Wednesday 31 August 2016

Android Apps in EDU could create Angry Admins.

Opening up the Google Play Store to education will create a few challenges for schools especially with respect to application licencing.

The now abandoned Google Play for Education (GPfE) faced the same issues without fully overcoming them which at times made Android app management seem unwieldy compared with the ease of managing Chromebooks through Google Apps for Education (GAfE).

These issues included;
  • A separate management console.
  • A limited hardware list that didn't include many of the popular consumer tablets that schools already owned. This was imposed partly to support the ‘bump’ rollout method which although astonishingly cute was never more than a gimmick.
  • The limitation of managing the application to user relationships as a simple one-to- one relationship. This made the solution look great as a demo but proved impractical when deployed at scale.
  • The purchasing sub-system which although released in the US never made it to other areas such as the UK therefore removing a major benefit of the platform in a single stroke.
Lastly the Android tablets suffered from the same limitation that plagued the iPad, namely the inability to work effectively as a shared device and while there are many successful 1:1 iPad initiatives I never came across a 1:1 Android rollout.

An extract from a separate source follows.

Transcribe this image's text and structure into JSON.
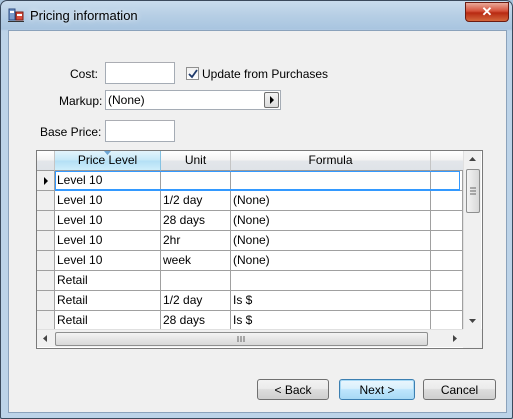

By using touch capable Chromebooks as the platform for delivering Android apps you can see how some of these issues might be addressed.
  • Chromebooks have proved hugely successful as shared device for schools and although the hardware specifications are limited the list already includes models currently deployed into schools. 
  • Chromebooks already have a well established and simple enrolment procedure.
  • Indications are that the  management will be integrated as part of GAfE console rather than a separate portal.
At this stage the outlook looks more encouraging - until we look in detail at deployment and licencing.

The majority of applications running on Chromebooks today are either licence free (Google Apps and many other very useful chrome extensions) or are SaaS based such as WeVideo, Securly and GoGuardian.

For those SaaS applications that require licencing the solution is fairly simple, a time limited subscription based on the school GAfE domain with the option of a fixed number of seats or a set of named users. Since all SaaS services have monitoring and user billing baked into the platform there’s very little overhead for the user or the provider.

With a SaaS application you can't have an unlicensed copy of the software so you don't have to monitor installations.

Deployment is easy. You simply advertise the URL to all parties and they’ll either be granted access using their Google account/domain or not. With many SaaS services now supporting Google Sign-in or account federation through SAML this promised a seamless experience for both users and IT managers.

Simple and easy, until now.

Most Android apps work to the store model and not the SaaS model. In this case you go to the web store and purchase an app with a perpetual non-transferable licence which then becomes part of your user account profile. Alternatively you can download a free app and get dragged into the world of in-app purchase which is an even greater hell for management.

GPfE attempted to simplify the situation by removing in-apps payments and allowing apps to be bulk purchased from the store and then allocated to GAfE user accounts as required but the process was all but unworkable at scale.

The process also required that tablets to be allocated to specific users and not be part of an openly shared resource. After all, the idea that a complex application set could be downloaded and initialised on demand to a random tablet at the start of a lesson was never a realistic option - which is a problem because that's exactly how Chromebooks are used in most schools today.

OK, class turn on your Chromebooks and start work.  Sorry Timmy, has your Android app set still not downloaded - never mind, pretend it's a Windows laptop.
The store model works to a degree for personal and 1:1 Chromebooks but I can't see how it functions for a shared class set.

Access to the app cannot be controlled by simply installing and deinstalling the application, the process is just too inefficient in a shared device environment. The application has to be cached locally whether the user has right to use it or not and some other mechanism must act as the gatekeeper. Obviously this has implications on the amount of local storage required but Google has some fiendishly clever technology that should help with this so I’m hoping this isn't be an issue.

The gatekeeper could be as simple as allowing or denying the app to run as a GAfE policy or just hiding the icon from the user - or both.This would rely on a trust relationship or some sort of reporting API that the vendor could tap into which may or may not already exist.

Alternatively apps could fall back to the SaaS model. In this case the app is free to install but requires a backend SaaS service to be fully functional. For example a number of SaaS vendors make access to Google Drive a licenced feature. You can create a file but you can't save it.

Similarly you could licence a Google Classroom integration feature as an extension of the SaaS management console. The Android app is free but if you want to drive deployment and management using your existing classrooms (and who wouldn’t) you need a licence.

In the long term this has to be the best option. Surely the days of licensing through counting installation points and downloads has long gone. I know it worked for Angry Bird but I’m not sure you can apply that model to education without ending up with an Angry Admin.

I’m sure Google have all of this worked out so I guess we’ll just have to sit tight and wait and see.